MIAMI — As soon as it was announced that Joel Embiid would play in Game 3 the night centered on the 76ers big man, and his mask.
What would the mask look like? How would Embiid fare on the court with his new protective gear? Would the mask hold up under the physical nature of the game?
Sixers coach Brett Brown said that the aesthetics of the mask would be a surprise when he was asked in his pregame media availability. In Embiid’s early warm-up time on the court, roughly an hour before tip-off, he elected to keep the mask off, holding everyone in suspense. But the answers eventually came.
It was a dark-tinted mask with a clear protective goggle-like lens attachment. Embiid did just fine, finishing with 23 points, seven rebounds, four assists, three blocked shots, and one steal. And, he went through three masks iterations in the course of his 30 minutes, 21 seconds on the floor.
At the 7-minute, 56-second mark in the second quarter of the Sixers 128-108 win, while Embiid was battling against Kelly Olynyk, the goggle portion, which attaches on the inside of the mask fell out. Seconds later Justise Winslow stepped on the lens, then picked it up and appeared to try to break it.
— Jeff Eisenband (@JeffEisenband) April 20, 2018
“You could see the energy in the game, I think Justise came over and tried to crush one of the masks, fortunately we had a mask in the bullpen,” Brown said with a smile adding that he thinks Winslow’s actions showed an aggressive playoff mentality.
Winslow didn’t confirm or deny that he intentionally stepped on the goggles.
“We were smack talking, trash talking, but no love lost,” he said of Embiid.
No love lost is right. When Embiid addressed the situation he had a message for Winslow and the Miami Heat.
“Justise stepped on it and tried to break it with his hands,” Embiid said. “Little do they know that I have about 50 of them so it’s going to take much more than that to get me out of this series. I’m going to be a nightmare for them.”
The second mask fumble came with 8:27 left in the third quarter when Embiid was fouled on his way to the basket by Hassan Whiteside. As the foul was happening, Whiteside’s arm went across Embiid’s face, pulling the mask down, blocking his view. After Embiid hit the deck he threw the mask to the floor in frustration. The lens once again popped out.
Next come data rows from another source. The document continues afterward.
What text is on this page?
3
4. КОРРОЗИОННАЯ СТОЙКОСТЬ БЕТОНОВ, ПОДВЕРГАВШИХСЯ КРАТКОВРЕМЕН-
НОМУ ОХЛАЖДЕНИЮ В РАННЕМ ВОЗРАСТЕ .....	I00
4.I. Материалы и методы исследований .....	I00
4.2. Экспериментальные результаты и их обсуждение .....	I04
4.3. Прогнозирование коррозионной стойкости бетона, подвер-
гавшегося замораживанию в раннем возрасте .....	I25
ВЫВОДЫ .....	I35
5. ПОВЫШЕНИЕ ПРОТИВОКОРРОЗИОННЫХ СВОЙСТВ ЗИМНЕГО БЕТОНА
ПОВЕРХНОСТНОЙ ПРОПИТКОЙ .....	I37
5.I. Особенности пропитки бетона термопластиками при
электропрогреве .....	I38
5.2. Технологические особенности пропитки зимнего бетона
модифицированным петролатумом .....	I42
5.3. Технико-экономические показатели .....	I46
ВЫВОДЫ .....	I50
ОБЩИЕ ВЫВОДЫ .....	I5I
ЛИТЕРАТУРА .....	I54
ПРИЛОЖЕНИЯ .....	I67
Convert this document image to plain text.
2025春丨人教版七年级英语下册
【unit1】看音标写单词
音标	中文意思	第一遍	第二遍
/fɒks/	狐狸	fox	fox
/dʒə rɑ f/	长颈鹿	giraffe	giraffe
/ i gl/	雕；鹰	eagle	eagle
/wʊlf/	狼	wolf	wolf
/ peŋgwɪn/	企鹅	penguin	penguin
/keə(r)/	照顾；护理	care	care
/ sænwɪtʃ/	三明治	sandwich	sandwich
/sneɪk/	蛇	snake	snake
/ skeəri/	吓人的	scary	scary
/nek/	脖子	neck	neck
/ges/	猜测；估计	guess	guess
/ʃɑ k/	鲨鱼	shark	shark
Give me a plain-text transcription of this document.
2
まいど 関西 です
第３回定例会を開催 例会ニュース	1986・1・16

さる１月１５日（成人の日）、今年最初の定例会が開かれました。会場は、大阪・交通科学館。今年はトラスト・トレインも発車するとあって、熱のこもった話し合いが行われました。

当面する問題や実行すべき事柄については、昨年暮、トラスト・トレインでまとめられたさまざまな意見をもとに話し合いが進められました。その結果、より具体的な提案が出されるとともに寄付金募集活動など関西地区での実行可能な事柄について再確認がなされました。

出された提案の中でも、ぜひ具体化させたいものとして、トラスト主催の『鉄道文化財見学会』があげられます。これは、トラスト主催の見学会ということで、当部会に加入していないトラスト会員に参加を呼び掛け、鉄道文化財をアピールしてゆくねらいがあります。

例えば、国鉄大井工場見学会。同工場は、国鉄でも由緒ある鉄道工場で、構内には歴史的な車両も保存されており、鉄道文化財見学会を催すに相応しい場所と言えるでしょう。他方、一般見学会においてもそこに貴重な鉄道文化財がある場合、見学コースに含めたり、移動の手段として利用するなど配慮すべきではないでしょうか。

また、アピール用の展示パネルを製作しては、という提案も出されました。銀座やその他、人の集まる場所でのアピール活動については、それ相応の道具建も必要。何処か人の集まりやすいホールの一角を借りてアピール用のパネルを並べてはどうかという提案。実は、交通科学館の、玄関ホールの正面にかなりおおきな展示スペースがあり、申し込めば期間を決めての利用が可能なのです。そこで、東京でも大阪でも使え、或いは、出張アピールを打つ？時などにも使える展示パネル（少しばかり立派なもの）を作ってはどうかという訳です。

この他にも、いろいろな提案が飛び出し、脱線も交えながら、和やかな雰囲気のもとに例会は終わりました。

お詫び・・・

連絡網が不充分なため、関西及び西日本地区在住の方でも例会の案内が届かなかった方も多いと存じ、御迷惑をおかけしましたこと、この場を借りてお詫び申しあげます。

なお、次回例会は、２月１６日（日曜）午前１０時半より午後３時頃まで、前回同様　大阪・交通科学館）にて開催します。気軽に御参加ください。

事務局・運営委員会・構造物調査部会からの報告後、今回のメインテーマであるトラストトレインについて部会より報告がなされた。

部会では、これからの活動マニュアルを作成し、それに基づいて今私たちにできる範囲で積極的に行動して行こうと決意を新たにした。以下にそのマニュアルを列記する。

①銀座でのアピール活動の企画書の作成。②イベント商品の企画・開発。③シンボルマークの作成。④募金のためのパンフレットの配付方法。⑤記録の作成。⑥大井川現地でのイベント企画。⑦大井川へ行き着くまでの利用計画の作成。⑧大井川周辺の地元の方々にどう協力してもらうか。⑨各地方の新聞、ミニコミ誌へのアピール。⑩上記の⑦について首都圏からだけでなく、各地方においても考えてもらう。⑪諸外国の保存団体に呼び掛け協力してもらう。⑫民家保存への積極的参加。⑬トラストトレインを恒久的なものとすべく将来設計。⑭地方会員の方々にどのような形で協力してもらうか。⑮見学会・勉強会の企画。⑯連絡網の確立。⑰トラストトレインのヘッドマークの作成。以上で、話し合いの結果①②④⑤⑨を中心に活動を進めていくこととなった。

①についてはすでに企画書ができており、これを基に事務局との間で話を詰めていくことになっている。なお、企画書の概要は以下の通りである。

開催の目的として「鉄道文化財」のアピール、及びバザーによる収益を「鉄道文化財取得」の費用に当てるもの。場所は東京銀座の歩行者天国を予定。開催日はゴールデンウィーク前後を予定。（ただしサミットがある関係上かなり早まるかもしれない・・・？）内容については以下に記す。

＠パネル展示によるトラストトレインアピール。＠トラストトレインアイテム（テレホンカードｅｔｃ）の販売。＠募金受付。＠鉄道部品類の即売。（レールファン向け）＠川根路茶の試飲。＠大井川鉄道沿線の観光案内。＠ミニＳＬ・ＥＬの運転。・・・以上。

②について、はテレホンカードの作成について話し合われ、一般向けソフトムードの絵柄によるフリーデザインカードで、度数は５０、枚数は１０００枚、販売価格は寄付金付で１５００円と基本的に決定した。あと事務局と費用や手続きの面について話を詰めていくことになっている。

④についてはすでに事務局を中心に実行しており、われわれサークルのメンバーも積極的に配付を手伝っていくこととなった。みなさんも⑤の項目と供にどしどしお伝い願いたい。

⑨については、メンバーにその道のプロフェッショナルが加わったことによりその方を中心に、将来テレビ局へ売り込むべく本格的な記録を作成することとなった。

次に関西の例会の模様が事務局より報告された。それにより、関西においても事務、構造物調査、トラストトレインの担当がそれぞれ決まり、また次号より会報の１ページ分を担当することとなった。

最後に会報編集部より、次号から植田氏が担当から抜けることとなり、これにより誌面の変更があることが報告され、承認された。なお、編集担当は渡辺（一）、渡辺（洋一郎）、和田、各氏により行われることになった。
“I can only imagine the restriction he probably felt wearing the mask and plus the lens,” Brown said after the game.
He had been practicing and warming up in recent weeks with a semi-transparent, black-tinted mask. There was speculation whether or not he would play in a darker mask because in the past, players who have worn black masks have been asked by the NBA to switch to a clear mask, even though the NBA’s official rule book do not say anything about the color of protective guards.
The NBA rule reads as follows:
“The officials shall not permit any player to wear equipment which, in their judgment, is dangerous to other players. Any equipment which is of hard substance (casts, splints, guards and braces) must be padded or foam covered and have no exposed sharp or cutting edge. All the face masks and eye or nose protectors must be approved by NBA Basketball Operations and conform to the contour of the face and have no sharp or protruding edges.”
The most recent black-mask situation in the NBA came in 2014 when LeBron James, with the Miami Heat, wore a black mask to protect a broken nose. He wore the mask for just one game before commissioner Adam Silver requested he change to a clear mask.
Kobe Bryant and Kyrie Irving are two players who have also worn a black mask in recent years, both only wearing them in one game before switching to a clear version.
Before the game Brown said there needed to be league approval of the mask before Embiid played, so it looks like he will be continuing on with the dark color.
Embiid said that dealing with the mask is “annoying” and gets foggy, but dealing with it is what is required of him, and he is willing to do whatever it takes to play. He added that he thinks he will have to wear the mask for roughly eight weeks, which is the expected full healing time following his March 31 surgery.
That means if the Sixers, now with a 2-1 series lead over the Heat, continue to win we will be seeing a lot of Embiid and a lot of his mask. Who knows, we may even get to see all 50 of them at this rate.